Taste that word – Fulfillment – for a moment, let it roll around on your tongue. Now, swallow that word, take it into the center of your body, let it settle there. What does that word feel like sitting in there? Does it resonate, fit with your experience? From which places in your life does the word Fulfillment capture how you feel? Or does it feel foreign, uncomfortable, or misaligned? Are there places in your life where this word has not fit for a long time?
If the latter applies to you – fulfillment has been absent or fleeting – don’t worry, you are in good company. There’s nothing wrong with you if you don’t feel fulfillment in many or all aspects of your life. But it is something to look at. We, as humans, have this strange task before us – to live well, we must both hold and allow the experience of unfulfillment (because it does and will occur), while also trying to build and live a life that nourishes, sustains, and fulfills.
When unfulfillment (or choose your own best word: emptiness, void, discontent) becomes too vast or too deep, humans can find incredible ways of sidestepping the pain of that chasm. One of the most common ways to do that is to seek it elsewhere – fill the void, feed the need, or at the very least, find a temporary balm in something that feels gratifying or fulfilling for the moment. For some, this is where overeating lives. Or, its inverse (and sometimes co-conspirator), restrictive dieting and intense preoccupation with weight loss. In the absence of the real thing, or when there is so much struggle against the reality that unfulfillment exists, your brain goes in search of…..excesses of food, intense taste stimulation, or the numbed out feeling that can happen after overeating. Or it seeks out the satisfaction of weight loss, or the sense of perceived control and virtue that can live inside of a strict diet.
By the way, there is nothing inherently wrong with either of those experiences. The critical piece is Intention – are your behaviors done in search of a type of fulfillment that is meant to replace the real thing? That is where we can get off-track, because these things cannot ultimately fulfill you. Have you taken time with yourself to reflect on fulfillment, void, and need within you? Start this dialogue with yourself. Consider journaling, or talking it through with a supportive person.

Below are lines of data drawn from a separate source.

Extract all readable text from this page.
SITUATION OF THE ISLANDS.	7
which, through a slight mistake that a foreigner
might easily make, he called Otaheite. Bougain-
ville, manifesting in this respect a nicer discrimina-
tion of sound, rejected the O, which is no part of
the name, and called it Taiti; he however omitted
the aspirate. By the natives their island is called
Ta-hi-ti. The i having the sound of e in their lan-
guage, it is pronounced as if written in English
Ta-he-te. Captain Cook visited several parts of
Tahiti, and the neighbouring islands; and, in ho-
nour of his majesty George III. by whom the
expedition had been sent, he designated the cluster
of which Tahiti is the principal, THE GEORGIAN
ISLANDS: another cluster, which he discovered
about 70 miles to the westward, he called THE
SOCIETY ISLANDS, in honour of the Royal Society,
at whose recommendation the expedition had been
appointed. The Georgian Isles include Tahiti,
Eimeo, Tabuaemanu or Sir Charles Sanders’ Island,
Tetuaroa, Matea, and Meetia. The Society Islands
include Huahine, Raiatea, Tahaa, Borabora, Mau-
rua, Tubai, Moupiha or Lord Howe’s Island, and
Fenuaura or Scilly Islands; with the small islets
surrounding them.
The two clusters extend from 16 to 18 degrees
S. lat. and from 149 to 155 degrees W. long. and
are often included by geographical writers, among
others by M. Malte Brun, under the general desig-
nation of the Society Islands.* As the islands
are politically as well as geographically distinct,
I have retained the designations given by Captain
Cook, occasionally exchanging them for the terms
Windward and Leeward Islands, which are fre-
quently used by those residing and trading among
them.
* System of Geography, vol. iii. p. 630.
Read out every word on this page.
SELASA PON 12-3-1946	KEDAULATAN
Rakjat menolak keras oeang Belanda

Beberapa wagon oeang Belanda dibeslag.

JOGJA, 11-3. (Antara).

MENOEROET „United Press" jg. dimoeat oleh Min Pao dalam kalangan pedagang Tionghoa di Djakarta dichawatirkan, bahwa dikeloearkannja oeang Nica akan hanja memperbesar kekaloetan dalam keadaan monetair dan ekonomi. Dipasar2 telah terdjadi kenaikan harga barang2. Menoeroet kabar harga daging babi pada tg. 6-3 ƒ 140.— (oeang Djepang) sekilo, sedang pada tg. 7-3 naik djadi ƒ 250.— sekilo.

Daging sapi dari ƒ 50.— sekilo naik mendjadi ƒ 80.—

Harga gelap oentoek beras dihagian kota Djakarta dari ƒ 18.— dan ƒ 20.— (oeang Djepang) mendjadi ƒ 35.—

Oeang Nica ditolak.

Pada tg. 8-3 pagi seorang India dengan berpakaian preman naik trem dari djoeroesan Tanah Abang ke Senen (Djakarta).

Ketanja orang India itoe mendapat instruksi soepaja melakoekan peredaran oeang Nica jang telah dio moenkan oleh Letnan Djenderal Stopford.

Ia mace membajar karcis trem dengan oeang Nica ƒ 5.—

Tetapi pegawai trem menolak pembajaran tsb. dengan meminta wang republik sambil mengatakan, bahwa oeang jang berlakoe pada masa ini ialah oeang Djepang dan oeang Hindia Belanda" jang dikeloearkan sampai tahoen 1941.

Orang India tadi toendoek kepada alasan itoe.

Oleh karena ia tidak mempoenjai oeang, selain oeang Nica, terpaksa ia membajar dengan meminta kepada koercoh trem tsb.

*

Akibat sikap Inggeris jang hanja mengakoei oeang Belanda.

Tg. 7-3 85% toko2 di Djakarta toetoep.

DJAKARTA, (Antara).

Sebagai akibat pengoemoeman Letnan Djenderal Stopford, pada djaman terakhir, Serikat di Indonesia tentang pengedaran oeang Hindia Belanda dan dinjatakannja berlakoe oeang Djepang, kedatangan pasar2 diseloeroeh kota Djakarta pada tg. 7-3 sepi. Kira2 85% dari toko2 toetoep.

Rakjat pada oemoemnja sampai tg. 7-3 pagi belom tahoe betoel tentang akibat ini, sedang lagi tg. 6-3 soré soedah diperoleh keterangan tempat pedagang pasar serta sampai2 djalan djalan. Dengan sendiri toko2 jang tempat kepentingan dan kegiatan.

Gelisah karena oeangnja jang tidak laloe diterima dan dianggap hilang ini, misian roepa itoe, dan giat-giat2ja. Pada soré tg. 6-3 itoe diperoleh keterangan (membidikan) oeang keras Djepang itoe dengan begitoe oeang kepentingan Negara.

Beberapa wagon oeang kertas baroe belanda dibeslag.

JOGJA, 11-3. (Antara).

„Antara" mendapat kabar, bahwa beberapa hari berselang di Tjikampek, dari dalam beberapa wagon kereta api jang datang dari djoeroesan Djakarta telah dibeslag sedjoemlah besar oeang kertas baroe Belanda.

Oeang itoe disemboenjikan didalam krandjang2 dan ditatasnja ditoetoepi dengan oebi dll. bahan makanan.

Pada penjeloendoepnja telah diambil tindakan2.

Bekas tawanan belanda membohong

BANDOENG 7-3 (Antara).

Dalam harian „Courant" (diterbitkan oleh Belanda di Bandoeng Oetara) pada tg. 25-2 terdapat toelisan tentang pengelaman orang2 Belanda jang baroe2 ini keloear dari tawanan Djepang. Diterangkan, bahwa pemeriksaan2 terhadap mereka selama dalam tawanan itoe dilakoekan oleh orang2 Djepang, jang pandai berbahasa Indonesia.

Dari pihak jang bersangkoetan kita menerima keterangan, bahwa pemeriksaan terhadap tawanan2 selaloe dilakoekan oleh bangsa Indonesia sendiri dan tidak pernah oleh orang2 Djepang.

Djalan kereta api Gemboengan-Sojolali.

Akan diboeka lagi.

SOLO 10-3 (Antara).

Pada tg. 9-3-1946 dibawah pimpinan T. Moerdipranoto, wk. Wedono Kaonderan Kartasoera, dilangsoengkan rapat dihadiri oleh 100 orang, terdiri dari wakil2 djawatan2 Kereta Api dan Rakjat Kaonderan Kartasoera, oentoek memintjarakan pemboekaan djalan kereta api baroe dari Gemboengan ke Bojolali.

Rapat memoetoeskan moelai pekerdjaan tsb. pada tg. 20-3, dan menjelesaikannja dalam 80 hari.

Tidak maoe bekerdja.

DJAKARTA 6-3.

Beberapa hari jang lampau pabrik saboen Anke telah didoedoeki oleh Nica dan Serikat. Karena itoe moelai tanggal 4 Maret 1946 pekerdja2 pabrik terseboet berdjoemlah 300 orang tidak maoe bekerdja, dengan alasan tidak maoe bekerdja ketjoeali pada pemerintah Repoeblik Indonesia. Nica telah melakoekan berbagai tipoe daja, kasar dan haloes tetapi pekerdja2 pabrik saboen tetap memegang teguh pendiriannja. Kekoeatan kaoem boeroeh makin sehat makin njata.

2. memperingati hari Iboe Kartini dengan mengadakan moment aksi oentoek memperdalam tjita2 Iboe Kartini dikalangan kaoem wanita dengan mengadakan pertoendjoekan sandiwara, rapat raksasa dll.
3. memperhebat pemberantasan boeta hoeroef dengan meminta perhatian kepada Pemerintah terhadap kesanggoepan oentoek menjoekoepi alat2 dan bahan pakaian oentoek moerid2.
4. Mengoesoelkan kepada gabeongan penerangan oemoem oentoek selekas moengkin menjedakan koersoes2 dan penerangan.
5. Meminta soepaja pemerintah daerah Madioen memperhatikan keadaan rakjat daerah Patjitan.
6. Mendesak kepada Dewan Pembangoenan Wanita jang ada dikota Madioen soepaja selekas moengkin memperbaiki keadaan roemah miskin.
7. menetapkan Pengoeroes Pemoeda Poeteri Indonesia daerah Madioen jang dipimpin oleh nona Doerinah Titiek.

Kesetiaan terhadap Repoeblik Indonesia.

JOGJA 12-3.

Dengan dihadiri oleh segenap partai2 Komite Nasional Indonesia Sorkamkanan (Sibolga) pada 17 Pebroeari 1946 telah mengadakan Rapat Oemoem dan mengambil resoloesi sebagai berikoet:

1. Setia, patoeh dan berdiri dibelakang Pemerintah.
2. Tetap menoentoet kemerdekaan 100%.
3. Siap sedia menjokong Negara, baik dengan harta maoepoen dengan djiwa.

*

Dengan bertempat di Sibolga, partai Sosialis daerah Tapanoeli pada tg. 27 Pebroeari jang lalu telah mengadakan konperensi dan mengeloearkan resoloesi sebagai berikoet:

In my current life, where do I feel most fulfilled? Where do I feel least fulfilled?
What has helped build the fulfillment I do feel?
What is contributing to the unfulfilled areas? Is it something about my current circumstances, others in (or not in) my life, unresolved things I’m carrying from the past, or other barriers inside of myself?
If I were to try to meet the real need, where would I begin? What are the small movements toward that need fulfillment?
This is an invitation, perhaps a beginning of a new way of approaching overeating, or maybe just a reminder to notice and reflect on what’s really happening when you find yourself thinking about food, or saying things to yourself like “I just really need something.” It’s true, we do need something. What might that be?